On November 13, Consumer Financial Protection Bureau Director Richard Cordray delivered prepared remarks regarding electronic funds transfers (EFTs). Although Cordray noted the benefits of EFTs to consumers, he cautioned that the potential for abuse necessitates aggressive policing of the industry.
According to the CFPB, the nationwide system for EFTs allows consumers to receive their paychecks, get their Social Security Benefits, and pay bills electronically, among other things. But the system can also be misused to victimize consumers, according to Cordray. For that reason, Cordray noted that the system’s safeguards must be enforced vigorously.
Cordray highlighted a number of perceived weaknesses in the system for EFTs. For example, EFTs typically require the sharing of routing information and sensitive bank account details. According to Cordray, this allows access to consumers’ accounts and opens the door to unauthorized collection efforts.

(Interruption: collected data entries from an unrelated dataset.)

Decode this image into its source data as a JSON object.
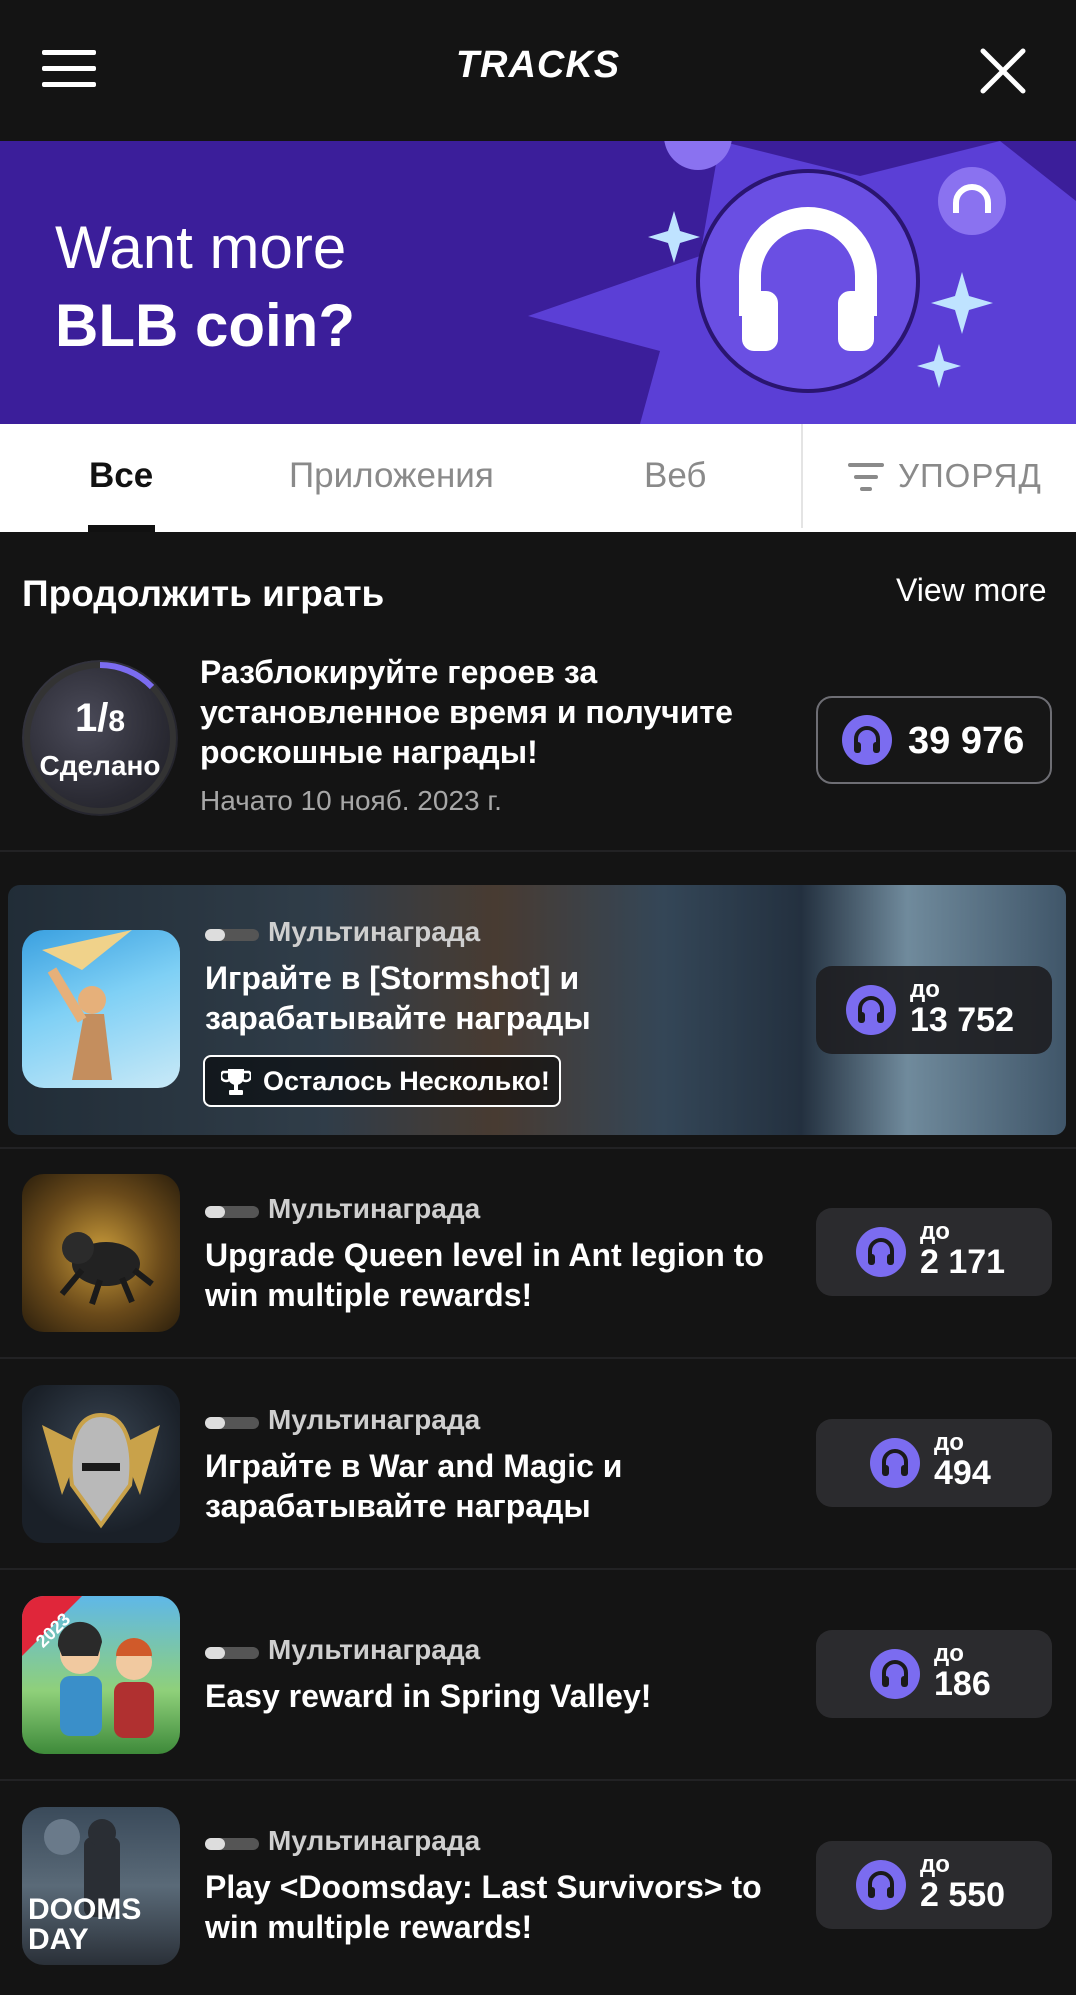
{
  "header": {
    "logo": "TRACKS",
    "menu_icon": "hamburger-icon",
    "close_icon": "close-icon"
  },
  "banner": {
    "line1": "Want more",
    "line2": "BLB coin?",
    "accent": "#3b1e9a"
  },
  "tabs": [
    {
      "label": "Все",
      "active": true
    },
    {
      "label": "Приложения",
      "active": false
    },
    {
      "label": "Веб",
      "active": false
    }
  ],
  "sort": {
    "label": "УПОРЯД",
    "icon": "sort-icon"
  },
  "section": {
    "title": "Продолжить играть",
    "view_more": "View more"
  },
  "continue_item": {
    "progress_current": "1",
    "progress_total": "8",
    "progress_status": "Сделано",
    "title": "Разблокируйте героев за установленное время и получите роскошные награды!",
    "started": "Начато 10 нояб. 2023 г.",
    "reward": "39 976"
  },
  "offers": [
    {
      "tag": "Мультинаграда",
      "title": "Играйте в [Stormshot] и зарабатывайте награды",
      "reward_prefix": "до",
      "reward": "13 752",
      "badge": "Осталось Несколько!"
    },
    {
      "tag": "Мультинаграда",
      "title": "Upgrade Queen level in Ant legion to win multiple rewards!",
      "reward_prefix": "до",
      "reward": "2 171"
    },
    {
      "tag": "Мультинаграда",
      "title": "Играйте в War and Magic и зарабатывайте награды",
      "reward_prefix": "до",
      "reward": "494"
    },
    {
      "tag": "Мультинаграда",
      "title": "Easy reward in Spring Valley!",
      "reward_prefix": "до",
      "reward": "186",
      "icon_badge": "2023"
    },
    {
      "tag": "Мультинаграда",
      "title": "Play <Doomsday: Last Survivors> to win multiple rewards!",
      "reward_prefix": "до",
      "reward": "2 550",
      "icon_text_1": "DOOMS",
      "icon_text_2": "DAY"
    }
  ],
  "colors": {
    "background": "#141414",
    "coin": "#7b6cf0",
    "pill": "#2b2b2e"
  }
}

Cordray called on financial institutions to better protect consumers from unauthorized account transfers. Measures suggested by Cordray included greater responsiveness to stop payment and revocation orders, seamlessly processing requests to close accounts, and refunding fees that resulted from unauthorized transfers.
Although Cordray’s remarks called on financial institutions to self-regulate, his comments indicate that EFTs are clearly an area on the CFPB’s enforcement radar.